Philippines Taal volcano: Thousands evacuated and travel disrupted as giant plume of ash spews into sky
‘We hurriedly left when the air turned muddy because of the ash fall and it started to smell like gunpowder,’ says villager
The Taal volcano spewed ash, steam and rocks more than half a mile into the sky after tremors and rumbles.
About 8,000 villagers on an island in the middle of a lake, where the volcano lies, were ordered to leave their homes, officials said.
Taal, nearly 40 miles south of Manila, draws many tourists for its picturesque setting but the entire island is considered a “permanent danger zone”.
It’s feared the volcano’s restiveness, which began last year, could lead to a more dangerous eruption within weeks. The Philippine Institute of Volcanology and Seismology raised the alert level to three out of five.
“We have asked people in high-risk areas, including the volcano island, to evacuate now ahead of a possible hazardous eruption,” said Renato Solidum, head of the institute.
He advised communities around the lake to take precautionary measures and be aware of possible lake water disturbances, adding that the entire island should be strictly off-limits to all residents.

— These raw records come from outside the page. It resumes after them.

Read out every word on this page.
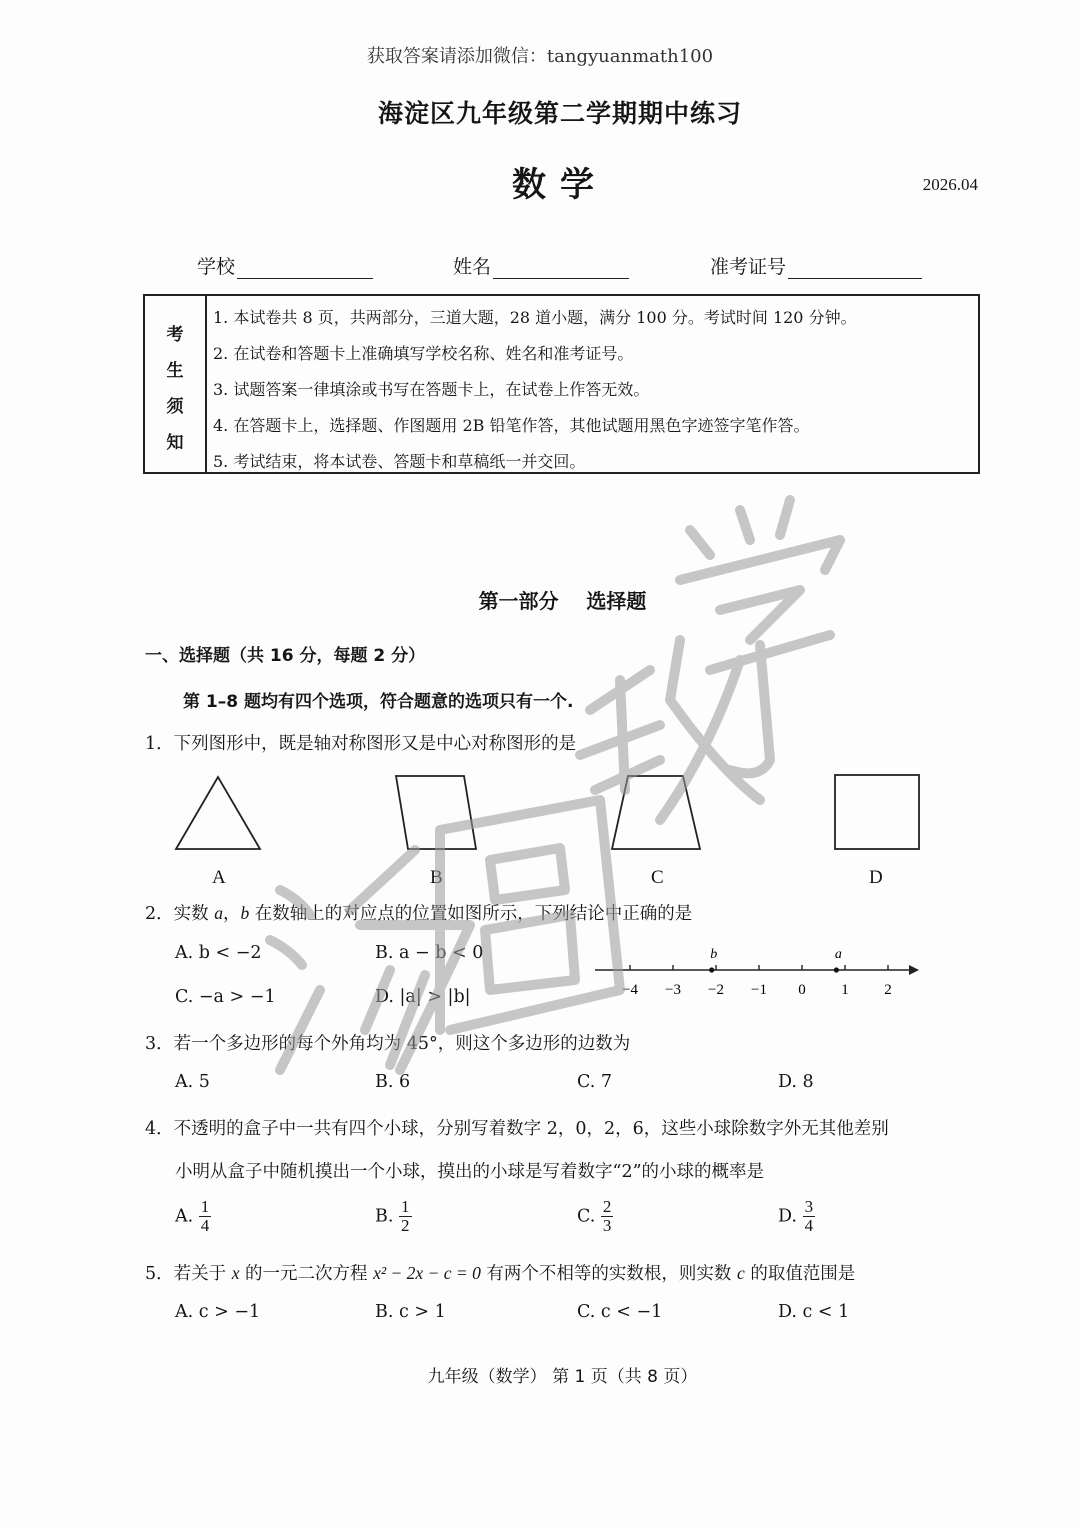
获取答案请添加微信：tangyuanmath100
海淀区九年级第二学期期中练习
数学	2026.04
学校	姓名	准考证号
考
生
须
知
1. 本试卷共 8 页，共两部分，三道大题，28 道小题，满分 100 分。考试时间 120 分钟。
2. 在试卷和答题卡上准确填写学校名称、姓名和准考证号。
3. 试题答案一律填涂或书写在答题卡上，在试卷上作答无效。
4. 在答题卡上，选择题、作图题用 2B 铅笔作答，其他试题用黑色字迹签字笔作答。
5. 考试结束，将本试卷、答题卡和草稿纸一并交回。
第一部分    选择题
一、选择题（共 16 分，每题 2 分）
第 1–8 题均有四个选项，符合题意的选项只有一个.
1．下列图形中，既是轴对称图形又是中心对称图形的是
A	B	C	D
2．实数 a，b 在数轴上的对应点的位置如图所示，下列结论中正确的是
A. b < −2	B. a − b < 0
C. −a > −1	D. |a| > |b|	−4 −3 −2 −1 0 1 2
b	a
3．若一个多边形的每个外角均为 45°，则这个多边形的边数为
A. 5	B. 6	C. 7	D. 8
4．不透明的盒子中一共有四个小球，分别写着数字 2，0，2，6，这些小球除数字外无其他差别
小明从盒子中随机摸出一个小球，摸出的小球是写着数字“2”的小球的概率是
A. $\frac{1}{4}$	B. $\frac{1}{2}$	C. $\frac{2}{3}$	D. $\frac{3}{4}$
5．若关于 x 的一元二次方程 x² − 2x − c = 0 有两个不相等的实数根，则实数 c 的取值范围是
A. c > −1	B. c > 1	C. c < −1	D. c < 1
九年级（数学） 第 1 页（共 8 页）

“Flight operations at the Ninoy Aquino International Airport have been temporarily suspended due to the volcanic ash from the eruption of Taal Volcano,” the Manila International Airport Authority tweeted.
Roads, buildings, cars and people were covered in a film of ash and rainwater for miles around after the eruption.
Renelyn Bautista, a 38-year-old housewife from Batangas province, who fled her home with her two children, said: “We hurriedly evacuated when the air turned muddy because of the ash fall and it started to smell like gunpowder.”
Ash also reached the province of Cavite, prompting the provincial government to suspend classes on Monday and urge residents to stay indoors.